The FBI hijacks hundreds of computers remotely to protect them from Hafnium

According to an unprecedented move, the FBI is trying to protect hundreds of computers infected by the Hafnium hood. by they cut themselves, using the original hackers’ own tools (via TechCrunch).

The hack, which affected tens of thousands of Microsoft Exchange Server customers around the world and caused a “whole government ‘response” from the White House, apparently left a number of backdoors that could land any number of hackers back into those systems. Now the FBI has taken advantage of this by using the same web shells / backdoors to remotely remove themselves, an operation the agency calls a success.

“The FBI carried out the removal by issuing a command by the web shell to the server, which was designed to allow the server to remove only the web shell (identified by its unique file path),” the US Department of Justice explained.

The wild part of this is that owners of these Microsoft Exchange Servers are probably not yet aware of the FBI’s involvement; the justice department says it is only ‘trying to notify owners’ that they are trying to help. According to the agency, he does it all with the full approval of a court in Texas. You can read the warrant and application for unsealed searches and seizure here.

It will be interesting to see if this is a precedent for future responses to major hacks like Hafnium. Although I personally did not decide, it’s easy to argue that the FBI is providing a service to the world by removing a threat like this – although Microsoft may have been painfully slow with its initial response, Microsoft Exchange Server customers also now more than a month to load their own servers after several critical alerts. I wonder how many customers are going to be angry, and how grateful that the FBI, not some hacker, took advantage of the open door. We know that critical but local government infrastructure often has serious safety practices, which recently resulted in two local drinking water supplies being tampered with.

The FBI says thousands of systems were patched by their owners before embarking on the remote Hafnium backdoor removal, and that it only removed an early hood group’s remaining web shells that could be used for persistent, unauthorized access to U.S. networks. ”

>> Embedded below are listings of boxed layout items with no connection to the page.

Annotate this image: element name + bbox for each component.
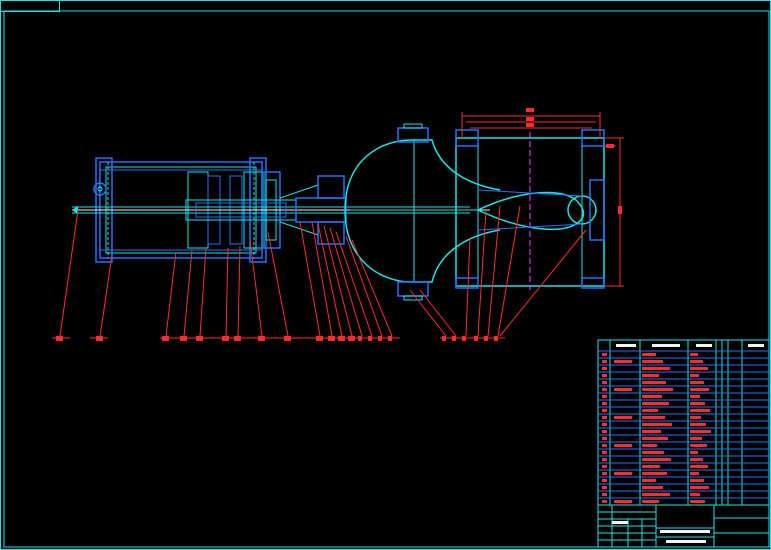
bom-material-entry	[690, 409, 710, 412]
bom-index-entry	[602, 416, 607, 419]
bom-index-entry	[602, 451, 607, 454]
bom-name-entry	[642, 430, 661, 433]
bom-material-entry	[690, 444, 707, 447]
bom-index-entry	[602, 381, 607, 384]
bom-name-entry	[642, 367, 670, 370]
bom-code-entry	[614, 500, 632, 503]
bom-name-entry	[642, 444, 657, 447]
bom-index-entry	[602, 437, 607, 440]
bom-name-entry	[642, 381, 666, 384]
bom-material-entry	[690, 458, 703, 461]
bom-name-entry	[642, 465, 660, 468]
bom-name-entry	[642, 479, 656, 482]
bom-name-entry	[642, 388, 673, 391]
bom-material-entry	[690, 374, 699, 377]
bom-index-entry	[602, 493, 607, 496]
bom-index-entry	[602, 465, 607, 468]
bom-material-entry	[690, 430, 711, 433]
bom-material-entry	[690, 500, 705, 503]
bom-material-entry	[690, 416, 701, 419]
bom-index-entry	[602, 500, 607, 503]
bom-header-text	[652, 344, 680, 347]
bom-material-entry	[690, 493, 700, 496]
bom-material-entry	[690, 486, 709, 489]
bom-name-entry	[642, 423, 672, 426]
bom-material-entry	[690, 367, 708, 370]
bom-code-entry	[614, 444, 632, 447]
bom-index-entry	[602, 430, 607, 433]
bom-material-entry	[690, 381, 704, 384]
bom-index-entry	[602, 353, 607, 356]
bom-code-entry	[614, 388, 632, 391]
bom-name-entry	[642, 493, 670, 496]
bom-index-entry	[602, 367, 607, 370]
bom-name-entry	[642, 395, 662, 398]
bom-index-entry	[602, 458, 607, 461]
bom-name-entry	[642, 458, 671, 461]
bom-index-entry	[602, 472, 607, 475]
part-leader-lines	[52, 205, 587, 339]
valve-body	[344, 123, 501, 301]
bom-material-entry	[690, 402, 705, 405]
bom-index-entry	[602, 444, 607, 447]
bom-name-entry	[642, 500, 659, 503]
bom-material-entry	[690, 451, 698, 454]
bom-material-entry	[690, 479, 704, 482]
bom-material-entry	[690, 388, 709, 391]
pipe-flange-section	[455, 129, 605, 290]
bom-name-entry	[642, 360, 663, 363]
bom-index-entry	[602, 388, 607, 391]
bom-code-entry	[614, 416, 632, 419]
bom-name-entry	[642, 409, 658, 412]
bom-name-entry	[642, 472, 667, 475]
bom-name-entry	[642, 486, 663, 489]
bom-index-entry	[602, 360, 607, 363]
bom-material-entry	[690, 437, 702, 440]
drawing-canvas	[0, 0, 771, 550]
bom-header-text	[616, 344, 636, 347]
bom-name-entry	[642, 353, 656, 356]
bom-code-entry	[614, 360, 632, 363]
bom-name-entry	[642, 416, 665, 419]
bom-name-entry	[642, 451, 664, 454]
bom-material-entry	[690, 465, 708, 468]
bom-header-text	[696, 344, 712, 347]
bom-name-entry	[642, 402, 669, 405]
bom-material-entry	[690, 395, 700, 398]
bom-index-entry	[602, 479, 607, 482]
bom-material-entry	[690, 423, 706, 426]
title-block	[597, 504, 770, 548]
bom-index-entry	[602, 409, 607, 412]
bom-index-entry	[602, 402, 607, 405]
bom-index-entry	[602, 395, 607, 398]
bom-code-entry	[614, 472, 632, 475]
bom-name-entry	[642, 374, 659, 377]
bom-index-entry	[602, 374, 607, 377]
bom-header-text	[748, 344, 764, 347]
bom-index-entry	[602, 486, 607, 489]
bom-index-entry	[602, 423, 607, 426]
dimension-lines	[461, 108, 624, 287]
parts-list-table	[597, 339, 770, 506]
cad-drawing-sheet	[0, 0, 771, 550]
bom-material-entry	[690, 472, 699, 475]
bom-material-entry	[690, 360, 703, 363]
bom-name-entry	[642, 437, 668, 440]
bom-material-entry	[690, 353, 698, 356]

“The removal of the malicious web shell approved by the court today shows the commitment of the department to disrupt burglary activities by using all our legal equipment, not just prosecutions,” the assistant attorney general said in a statement. John C. Demers, with the Department of National Security of the Department of Justice. .

By the way, today’s Patch Tuesday and Microsoft’s April 2021 security update contains new mitigations for Exchange Server vulnerabilities, according to CISA. Check if you have a local Exchange Server or if anyone knows what it is.